Most likely just went the way of the Schwarzennegger Sgt. Rock movie.

manga is comic, but if he doesnt want it, let him be, it is only one more option.

bummer

The French got plenty of military aviation comics and they recently released a couple of historic WW2-series as part of the alt-timeline-type-stories that are currently popular.

>Oesterheld and Hugo Pratt's Ernie Pike.
Those are excellent. So are The Scorpions of the Desert (about the African theater and the LRDG) and In a Faraway Sky.

Btw, Pratt actually served in the italian army at the beginning of ww2, then was captured and enrolled by the german Wasserschutzpolizei, and escaped to join the allies as a translator. The guy knows what he's talking about.

It's a shame they're so hard to find. I'd kill for an Absolute Ernie Pike. The closest I've seen are some euro hardcovers that, hilariously, use the Predator font for the title.

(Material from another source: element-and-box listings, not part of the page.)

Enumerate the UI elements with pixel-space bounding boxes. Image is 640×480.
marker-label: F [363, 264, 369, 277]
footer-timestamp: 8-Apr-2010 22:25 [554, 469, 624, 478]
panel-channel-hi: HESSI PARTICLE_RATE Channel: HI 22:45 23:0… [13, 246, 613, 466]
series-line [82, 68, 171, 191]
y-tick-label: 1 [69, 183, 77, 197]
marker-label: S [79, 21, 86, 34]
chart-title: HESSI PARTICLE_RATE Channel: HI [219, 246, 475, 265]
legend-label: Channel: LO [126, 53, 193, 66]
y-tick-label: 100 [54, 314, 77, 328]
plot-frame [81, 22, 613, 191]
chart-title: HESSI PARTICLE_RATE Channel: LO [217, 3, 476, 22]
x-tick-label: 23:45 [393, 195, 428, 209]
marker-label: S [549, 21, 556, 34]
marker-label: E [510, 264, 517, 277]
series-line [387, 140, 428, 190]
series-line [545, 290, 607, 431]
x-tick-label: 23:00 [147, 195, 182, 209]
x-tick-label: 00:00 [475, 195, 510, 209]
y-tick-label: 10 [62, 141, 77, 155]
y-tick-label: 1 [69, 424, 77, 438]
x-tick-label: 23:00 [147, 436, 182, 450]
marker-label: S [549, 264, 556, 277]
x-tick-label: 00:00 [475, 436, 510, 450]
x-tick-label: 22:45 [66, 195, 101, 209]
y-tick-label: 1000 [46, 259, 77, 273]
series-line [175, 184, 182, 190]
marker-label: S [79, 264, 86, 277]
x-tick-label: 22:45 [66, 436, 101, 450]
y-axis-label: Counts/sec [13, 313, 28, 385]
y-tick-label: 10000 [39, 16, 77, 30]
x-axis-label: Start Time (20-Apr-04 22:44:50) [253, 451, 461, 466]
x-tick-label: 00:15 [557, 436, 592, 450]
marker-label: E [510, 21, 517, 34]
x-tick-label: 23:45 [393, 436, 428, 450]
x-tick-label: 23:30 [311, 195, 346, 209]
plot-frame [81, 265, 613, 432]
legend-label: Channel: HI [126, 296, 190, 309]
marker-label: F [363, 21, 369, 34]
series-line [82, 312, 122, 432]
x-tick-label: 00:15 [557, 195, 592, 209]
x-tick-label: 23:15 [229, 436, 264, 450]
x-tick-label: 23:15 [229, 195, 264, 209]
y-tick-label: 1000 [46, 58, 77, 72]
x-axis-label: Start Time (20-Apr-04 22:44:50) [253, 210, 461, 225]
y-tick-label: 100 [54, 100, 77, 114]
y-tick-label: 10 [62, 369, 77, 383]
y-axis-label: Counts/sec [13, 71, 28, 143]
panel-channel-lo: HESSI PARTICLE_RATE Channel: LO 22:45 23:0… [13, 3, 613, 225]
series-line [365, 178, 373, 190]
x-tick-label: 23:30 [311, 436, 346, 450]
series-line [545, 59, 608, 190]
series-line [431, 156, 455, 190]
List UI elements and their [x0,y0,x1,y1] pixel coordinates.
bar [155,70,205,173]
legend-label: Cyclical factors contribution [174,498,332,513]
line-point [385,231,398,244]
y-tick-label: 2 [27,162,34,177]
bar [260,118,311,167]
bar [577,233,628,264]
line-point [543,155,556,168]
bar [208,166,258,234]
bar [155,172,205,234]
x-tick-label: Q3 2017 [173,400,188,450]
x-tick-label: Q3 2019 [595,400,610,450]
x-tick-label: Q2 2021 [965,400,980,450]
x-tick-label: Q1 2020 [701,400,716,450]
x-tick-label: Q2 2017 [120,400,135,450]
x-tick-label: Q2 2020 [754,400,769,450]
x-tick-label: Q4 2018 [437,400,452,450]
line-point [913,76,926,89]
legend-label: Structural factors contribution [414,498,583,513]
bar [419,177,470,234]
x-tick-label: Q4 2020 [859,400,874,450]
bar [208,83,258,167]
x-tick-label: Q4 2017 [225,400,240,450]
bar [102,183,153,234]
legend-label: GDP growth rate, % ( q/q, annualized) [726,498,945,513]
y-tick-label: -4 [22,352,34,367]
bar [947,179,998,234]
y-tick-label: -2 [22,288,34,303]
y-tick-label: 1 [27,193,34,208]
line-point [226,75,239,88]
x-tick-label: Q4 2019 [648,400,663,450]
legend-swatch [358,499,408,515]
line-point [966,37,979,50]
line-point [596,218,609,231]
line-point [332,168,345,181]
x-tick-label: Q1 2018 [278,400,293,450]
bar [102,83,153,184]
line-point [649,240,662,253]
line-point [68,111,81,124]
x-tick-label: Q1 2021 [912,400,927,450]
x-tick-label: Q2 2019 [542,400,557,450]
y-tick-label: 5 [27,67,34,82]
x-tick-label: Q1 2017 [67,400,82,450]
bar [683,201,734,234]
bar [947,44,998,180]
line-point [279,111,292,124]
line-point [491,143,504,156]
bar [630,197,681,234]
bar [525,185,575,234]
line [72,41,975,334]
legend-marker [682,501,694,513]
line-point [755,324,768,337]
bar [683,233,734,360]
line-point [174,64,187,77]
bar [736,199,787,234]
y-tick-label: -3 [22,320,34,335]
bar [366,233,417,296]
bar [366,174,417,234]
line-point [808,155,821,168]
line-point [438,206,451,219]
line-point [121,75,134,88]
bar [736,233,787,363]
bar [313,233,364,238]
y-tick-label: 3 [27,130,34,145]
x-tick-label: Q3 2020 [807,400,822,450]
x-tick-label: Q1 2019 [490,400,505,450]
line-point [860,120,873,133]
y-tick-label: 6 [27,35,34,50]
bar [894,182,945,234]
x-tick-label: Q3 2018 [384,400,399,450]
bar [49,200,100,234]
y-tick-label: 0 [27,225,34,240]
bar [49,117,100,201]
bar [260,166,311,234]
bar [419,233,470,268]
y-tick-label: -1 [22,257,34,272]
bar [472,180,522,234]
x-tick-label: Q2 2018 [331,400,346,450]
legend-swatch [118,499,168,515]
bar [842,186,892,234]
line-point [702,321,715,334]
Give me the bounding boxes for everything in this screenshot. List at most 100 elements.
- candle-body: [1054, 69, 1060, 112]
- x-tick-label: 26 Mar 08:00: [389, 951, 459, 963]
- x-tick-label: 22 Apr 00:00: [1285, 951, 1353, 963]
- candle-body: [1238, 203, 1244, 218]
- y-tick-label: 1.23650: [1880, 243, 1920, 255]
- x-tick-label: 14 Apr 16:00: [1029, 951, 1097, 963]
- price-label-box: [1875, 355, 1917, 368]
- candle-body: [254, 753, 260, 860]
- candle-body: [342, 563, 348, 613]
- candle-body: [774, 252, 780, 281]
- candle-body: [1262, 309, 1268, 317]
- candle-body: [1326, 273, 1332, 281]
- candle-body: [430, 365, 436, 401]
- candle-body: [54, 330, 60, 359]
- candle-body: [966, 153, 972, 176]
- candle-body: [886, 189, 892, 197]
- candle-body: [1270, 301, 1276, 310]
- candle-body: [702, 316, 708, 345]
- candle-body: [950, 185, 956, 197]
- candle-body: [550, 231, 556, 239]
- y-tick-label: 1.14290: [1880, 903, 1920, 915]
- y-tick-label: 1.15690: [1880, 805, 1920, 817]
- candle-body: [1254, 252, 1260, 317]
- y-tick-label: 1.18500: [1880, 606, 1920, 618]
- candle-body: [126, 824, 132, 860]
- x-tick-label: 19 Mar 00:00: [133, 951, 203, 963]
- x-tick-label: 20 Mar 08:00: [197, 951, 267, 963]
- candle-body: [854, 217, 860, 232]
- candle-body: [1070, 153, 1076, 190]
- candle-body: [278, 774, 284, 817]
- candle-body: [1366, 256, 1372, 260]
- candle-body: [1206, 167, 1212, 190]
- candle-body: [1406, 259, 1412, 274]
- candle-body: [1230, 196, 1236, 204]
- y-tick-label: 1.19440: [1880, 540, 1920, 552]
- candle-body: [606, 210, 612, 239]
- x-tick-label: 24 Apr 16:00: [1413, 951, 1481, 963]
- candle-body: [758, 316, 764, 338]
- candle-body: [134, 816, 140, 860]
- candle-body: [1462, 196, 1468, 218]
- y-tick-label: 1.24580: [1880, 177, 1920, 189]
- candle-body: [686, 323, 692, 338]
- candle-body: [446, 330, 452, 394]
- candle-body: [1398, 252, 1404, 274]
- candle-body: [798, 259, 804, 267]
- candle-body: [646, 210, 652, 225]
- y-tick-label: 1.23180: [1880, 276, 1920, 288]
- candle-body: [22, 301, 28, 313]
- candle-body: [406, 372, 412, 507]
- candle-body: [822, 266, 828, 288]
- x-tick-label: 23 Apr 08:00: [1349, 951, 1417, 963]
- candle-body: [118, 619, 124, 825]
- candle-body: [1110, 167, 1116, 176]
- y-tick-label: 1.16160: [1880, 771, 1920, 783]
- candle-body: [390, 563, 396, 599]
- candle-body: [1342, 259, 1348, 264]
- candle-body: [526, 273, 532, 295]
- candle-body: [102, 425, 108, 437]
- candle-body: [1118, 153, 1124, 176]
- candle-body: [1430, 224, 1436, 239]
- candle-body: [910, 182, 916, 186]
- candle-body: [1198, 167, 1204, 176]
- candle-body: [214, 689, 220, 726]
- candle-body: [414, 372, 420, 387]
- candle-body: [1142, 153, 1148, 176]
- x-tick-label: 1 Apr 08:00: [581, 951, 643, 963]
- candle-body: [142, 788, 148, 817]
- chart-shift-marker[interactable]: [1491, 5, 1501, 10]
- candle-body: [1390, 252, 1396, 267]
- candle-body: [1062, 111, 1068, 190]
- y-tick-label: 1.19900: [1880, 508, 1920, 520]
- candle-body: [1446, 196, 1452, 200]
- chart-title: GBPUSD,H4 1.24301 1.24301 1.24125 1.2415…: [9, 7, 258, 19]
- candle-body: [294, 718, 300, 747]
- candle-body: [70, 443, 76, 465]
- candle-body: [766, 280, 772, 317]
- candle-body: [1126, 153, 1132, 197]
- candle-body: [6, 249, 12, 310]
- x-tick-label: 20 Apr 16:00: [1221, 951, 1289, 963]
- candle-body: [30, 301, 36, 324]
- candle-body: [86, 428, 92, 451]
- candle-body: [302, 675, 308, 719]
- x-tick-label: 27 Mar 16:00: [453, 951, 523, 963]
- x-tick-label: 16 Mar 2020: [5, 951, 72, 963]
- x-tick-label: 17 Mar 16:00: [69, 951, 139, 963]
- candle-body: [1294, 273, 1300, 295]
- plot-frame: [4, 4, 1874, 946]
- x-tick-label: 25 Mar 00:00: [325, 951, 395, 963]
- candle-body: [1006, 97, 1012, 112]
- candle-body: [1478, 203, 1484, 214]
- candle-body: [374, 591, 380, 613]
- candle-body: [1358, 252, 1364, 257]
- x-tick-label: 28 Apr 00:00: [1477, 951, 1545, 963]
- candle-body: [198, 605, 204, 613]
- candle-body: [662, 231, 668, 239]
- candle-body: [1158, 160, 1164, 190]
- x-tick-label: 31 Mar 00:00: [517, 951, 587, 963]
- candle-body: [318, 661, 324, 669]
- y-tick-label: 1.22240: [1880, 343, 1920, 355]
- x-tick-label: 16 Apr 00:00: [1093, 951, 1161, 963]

The fist part of Beyond the clouds was storytimed a couple weeks ago:
desuarchive.org/co/thread/90951175/#q90957418


The french make a lot of historical comics of varying quality. Tarawa - The bloody atoll, by Charlier and Hubinon (that also made Buck Danny, a comic about a US pilot fighting japs) is the one I would recomend most.

There's also Kursk - Storm of Steel (tourmente d'acier), a great portrayal of the battle of Kursk (duh). The author, Guy Mouminoux was a soldier there and also wrote a great book, the forgotten soldier. He got a couple other ww2 stories under his belt, mostly about naval stuff.

If you want (heavily) romanced stuff, Once Upon a Time in France (Il etait une fois en France) tells the story of Joseph Joanovici, a gangster that made a ton of money in ww2 by dealing with everyone on the black market. Selling stell to the germans in 36, guns to the resistance in 44, and intel to the soviet in between, amongst other things. You can follow the war in parallel with his personal story.
Comando colonial follows a band of adventurers and secret service oeratives in the pacific and africa. It's quite fun.

We got an omnibus recently. Problem is, it's only the stories drawn by Pratt, so José Delbo stuff. One of the stories is simply cut in the middle, with a page of text explaining the end.

On a sidenote, I've seen a lot of self-hating ww2 french comics. Like "this machine kills fascists", a mediocre story about a IS-2 from 1945 to modern day uganda, where all the german soldiers have very visible SS Charlemagne division patches. It wasn't mentionned at all, had nothing to do with the rest of the story, and you didn't see a single native german soldier in the battle of Berlin. Quite surprising.